Following in the footsteps of China and the United States, Southeast Asia is now on the cusp of the golden age of e-commerce and seems to be ready to become the third largest e-commerce market after China and India. The American eMarketer company predicts that more than 40% of B2C e-commerce business will occur in the Asia-Pacific region in the future. The six major ASEAN countries are Singapore, Malaysia, Indonesia, Thailand, the Philippines and Vietnam. The combined total online retail sales will reach 34.5 billion by 2018. US dollars, while it was only US$7 billion in 2013. It is normal for the annual scale to grow by 70% to 80% or even double.
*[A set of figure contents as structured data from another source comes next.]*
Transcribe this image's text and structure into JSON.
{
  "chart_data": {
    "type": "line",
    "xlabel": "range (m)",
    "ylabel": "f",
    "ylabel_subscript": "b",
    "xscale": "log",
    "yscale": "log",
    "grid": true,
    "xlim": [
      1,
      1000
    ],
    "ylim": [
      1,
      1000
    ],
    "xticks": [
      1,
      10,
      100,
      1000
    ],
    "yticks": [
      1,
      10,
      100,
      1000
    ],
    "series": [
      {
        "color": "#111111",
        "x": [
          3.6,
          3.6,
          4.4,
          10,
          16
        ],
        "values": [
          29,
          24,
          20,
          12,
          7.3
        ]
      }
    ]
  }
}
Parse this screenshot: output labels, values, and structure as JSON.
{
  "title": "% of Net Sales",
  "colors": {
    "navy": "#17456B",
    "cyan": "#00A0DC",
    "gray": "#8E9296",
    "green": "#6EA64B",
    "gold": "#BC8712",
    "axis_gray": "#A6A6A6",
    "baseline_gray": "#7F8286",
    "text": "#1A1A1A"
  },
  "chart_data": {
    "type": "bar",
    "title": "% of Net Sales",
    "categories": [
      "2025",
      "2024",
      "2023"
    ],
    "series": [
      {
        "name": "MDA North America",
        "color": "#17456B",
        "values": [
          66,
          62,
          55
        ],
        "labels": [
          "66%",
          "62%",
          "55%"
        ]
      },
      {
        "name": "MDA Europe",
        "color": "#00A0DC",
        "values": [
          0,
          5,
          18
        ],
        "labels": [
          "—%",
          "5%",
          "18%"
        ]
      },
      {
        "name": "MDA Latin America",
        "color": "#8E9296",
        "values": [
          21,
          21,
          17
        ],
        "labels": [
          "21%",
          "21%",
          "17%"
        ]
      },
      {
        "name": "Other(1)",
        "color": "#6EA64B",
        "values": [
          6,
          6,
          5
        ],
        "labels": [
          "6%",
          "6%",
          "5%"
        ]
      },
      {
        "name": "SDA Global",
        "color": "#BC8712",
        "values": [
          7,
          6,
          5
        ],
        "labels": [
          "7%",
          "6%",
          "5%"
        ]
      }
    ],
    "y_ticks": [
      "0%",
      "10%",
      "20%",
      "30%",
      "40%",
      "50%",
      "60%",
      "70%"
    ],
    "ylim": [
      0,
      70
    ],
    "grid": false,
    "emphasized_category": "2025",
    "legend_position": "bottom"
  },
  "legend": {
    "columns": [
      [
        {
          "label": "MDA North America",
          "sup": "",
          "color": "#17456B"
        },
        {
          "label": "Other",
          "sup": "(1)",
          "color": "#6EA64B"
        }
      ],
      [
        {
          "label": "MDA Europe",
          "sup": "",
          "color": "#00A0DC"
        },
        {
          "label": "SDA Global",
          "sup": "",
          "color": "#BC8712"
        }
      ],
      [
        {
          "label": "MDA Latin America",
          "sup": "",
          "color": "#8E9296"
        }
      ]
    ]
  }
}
Southeast Asia has a population of nearly 620 million. In 2015, the disposable income exceeded US$3,000, and the Internet penetration rate was 32%. There are approximately 200 million Internet users, which will grow to 294 million in the next three years. The online shopping penetration rate will reach 48%. It is expected that with the popularity of smartphones and wireless mobile networks, e-commerce will usher in explosive growth. One of the biggest challenges faced by consumers in all underdeveloped regions is the fragmented retail industry. Except in some major cities, consumers everywhere have extremely limited shopping options.

In addition, the ASEAN region is also one of the largest smartphone markets in the world, with mobile client transactions accounting for 40% of global e-commerce transactions. This is a key advantage for the development of e-commerce in the ASEAN region. This region is different from other regional markets in that local e-commerce has developed better, with Lazada, Singapore Qoo10 and Shopee Vietnam Weshop developing rapidly. Generally speaking, economic growth and structural transformation, digital lifestyle, and the younger generation are the main reasons for the explosion of e-commerce here.

At the end of 2015, the “ASEAN Community AEC” was officially established, and the ASEAN single market took shape, promoting the free flow of goods, services, capital and skilled labor within the region, and the role of cross-border logistics has become increasingly prominent. . China is ASEAN’s largest trading partner, and ASEAN is China’s third largest trading partner. Amid sluggish demand from developed countries, China and Southeast Asia have become important supports for each other’s external demand, and ASEAN is one of the important footholds of the “Belt and Road” strategy.

Although the proportion of online shopping in the region only accounts for 1% of the retail industry today, it may reach a Chinese-style double-digit proportion in the next five years, and B2C is expected to maintain a double-digit proportion in the next few years. increase. Infrastructure gaps restrict the development of cross-border logistics. There are large differences in the development of the postal industry among ASEAN countries, but they are basically consistent with the economic development levels of each country. Due to the very low penetration rate of credit cards, more than 70% of people in some countries do not have bank accounts, and less than 5% of people have credit cards.

In this regard, Lazada built its own e-wallet helloPay, which provides services such as cash on delivery or pick-up at nearby convenience stores. Other payment tools include UP2ME TrueMoney, PAYSBUY, LinePay and AirPay. Singapore is the most enthusiastic country in Southeast Asia for online shopping. Coupled with the accumulation of capital and technical resources, Singapore is a leader in e-commerce in Southeast Asia. Indonesia has a large population base. With the popularization of the Internet, online shoppers will be generated from its huge population base. It is expected that Indonesia’s e-commerce sales will account for more than 1/3 of Southeast Asian countries in the next three years.

JD.com quietly entered Indonesia and launched JD.id. Alibaba acquired Lazada and invested in Singapore Post, opening the way for Tmall and Taobao to enter Southeast Asia. The development trend of e-commerce is from P2P to C2C to B2C, and finally becomes a brand direct sales website (Brand.com). The United States follows Craigslist and eBay to Amazon, and finally to brand direct sales websites such as Nike, JCrew and Apple official websites. China will also develop many independent market brand official websites.

Today’s Southeast Asia is following a similar trend. Classified information 2C websites such as OLX, Tokopedia and Qoo10 are gaining momentum. 11street is relatively big in Malaysia. Shopee, owned by the gaming giant Garena, started to do local C2C. Later, I started to do mobile social B2C.

There is no oligarchy like China’s e-commerce in Southeast Asia. Southeast Asia is one of the main places where overseas Chinese live, and it is also the region with the strongest economic strength of overseas Chinese businessmen. In the past, Chinese businessmen have used their special ties with China to become a bridge and carrier for economic and cultural exchanges and connections between China and ASEAN countries. Local operations should also rely on them. In addition to Malaysia Post and Singapore Post, there are also commercial companies such as Citylink, GDEX acquired by Toll, DPEX and Indonesian RPX International Air Transport SkyNet.